Episode 86 of the Divorce and Your Money Show is part two of a three-part series on Financial Affidavits, also called a Statement of Net Worth.
If you did not hear the first part of the series, be sure to go back and listen to it. The Income Section is the most important part of the Financial Affidavit—since both child support and spousal support are income-driven. Income is far more complicated than it may seem. Pay periods vary from 24 to 26 times per year, and bonuses, investment income, seasonal work, and overtime all affect your true income.
Expenses are the most complicated to calculate. There are thousands of types of expenses throughout the year. Categorizing them can be a nightmare, and tracking them can be even more difficult. Do you pay with cash or credit card? Do you pay your bills monthly, bimonthly, or yearly? What about one-time expenses that slip through the cracks?
Assets are anything that you own—which has value or could have value. Cars, houses, jewelry, and investments are all examples of assets. It is important to keep track of when you purchased these assets. To prevent being accused of trying to hide assets, it is important to list anything that you think may have value. That collection of Beanie Babies could come back to haunt you—if you do not disclose it.
List the liabilities and debts that you owe. Credit cards, student loan debts, and mortgages are all fairly straightforward examples.

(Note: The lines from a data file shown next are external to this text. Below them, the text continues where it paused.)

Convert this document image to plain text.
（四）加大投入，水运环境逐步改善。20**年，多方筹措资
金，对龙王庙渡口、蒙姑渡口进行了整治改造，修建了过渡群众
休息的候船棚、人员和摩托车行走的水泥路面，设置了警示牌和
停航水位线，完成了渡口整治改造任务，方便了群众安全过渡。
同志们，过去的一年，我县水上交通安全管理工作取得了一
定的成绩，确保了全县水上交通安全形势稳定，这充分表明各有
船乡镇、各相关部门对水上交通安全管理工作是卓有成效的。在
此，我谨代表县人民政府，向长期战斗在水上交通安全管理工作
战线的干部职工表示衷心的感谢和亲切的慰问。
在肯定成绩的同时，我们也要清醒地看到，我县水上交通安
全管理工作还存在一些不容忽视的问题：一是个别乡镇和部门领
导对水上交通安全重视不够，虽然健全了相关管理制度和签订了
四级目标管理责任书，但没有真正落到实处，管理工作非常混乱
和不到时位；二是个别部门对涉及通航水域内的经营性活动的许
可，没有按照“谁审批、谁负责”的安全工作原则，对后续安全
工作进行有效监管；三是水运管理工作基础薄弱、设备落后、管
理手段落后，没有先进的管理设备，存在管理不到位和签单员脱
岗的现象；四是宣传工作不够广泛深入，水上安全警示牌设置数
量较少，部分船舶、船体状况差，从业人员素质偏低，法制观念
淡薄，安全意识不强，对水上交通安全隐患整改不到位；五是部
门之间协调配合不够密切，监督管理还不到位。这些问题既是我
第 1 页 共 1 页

Once you have finished filling out these four sections, you are done with the first draft. Be sure to verify that everything makes sense. Is your income lower than your expenses? Have you accidentally placed an expense in two locations? If your name is on an asset or debt, it is yours, and you must report it.
Key Learning Points
- The Income Section of the Financial Affidavit affects spousal support and child support. It is the most important part of the settlement.
- Have a full year’s worth of earnings; pay periods, bonuses, and deductions all vary in almost every job.
- Expenses are the most complicated to get right. One-time expenses, cash transactions, and categorizing expenses are difficult to organize, but you must organize them.
- Assets are anything that you own that has value or might have value. Be sure to disclose anything and everything in your assets column—as you want to make sure you will not be accused of hiding assets in the future.
- Liabilities are any debts that you owe, including mortgages, credit cards, student debt, and personal loans.
- Review the first draft you created. Look for discrepancies or anything else that does not make sense.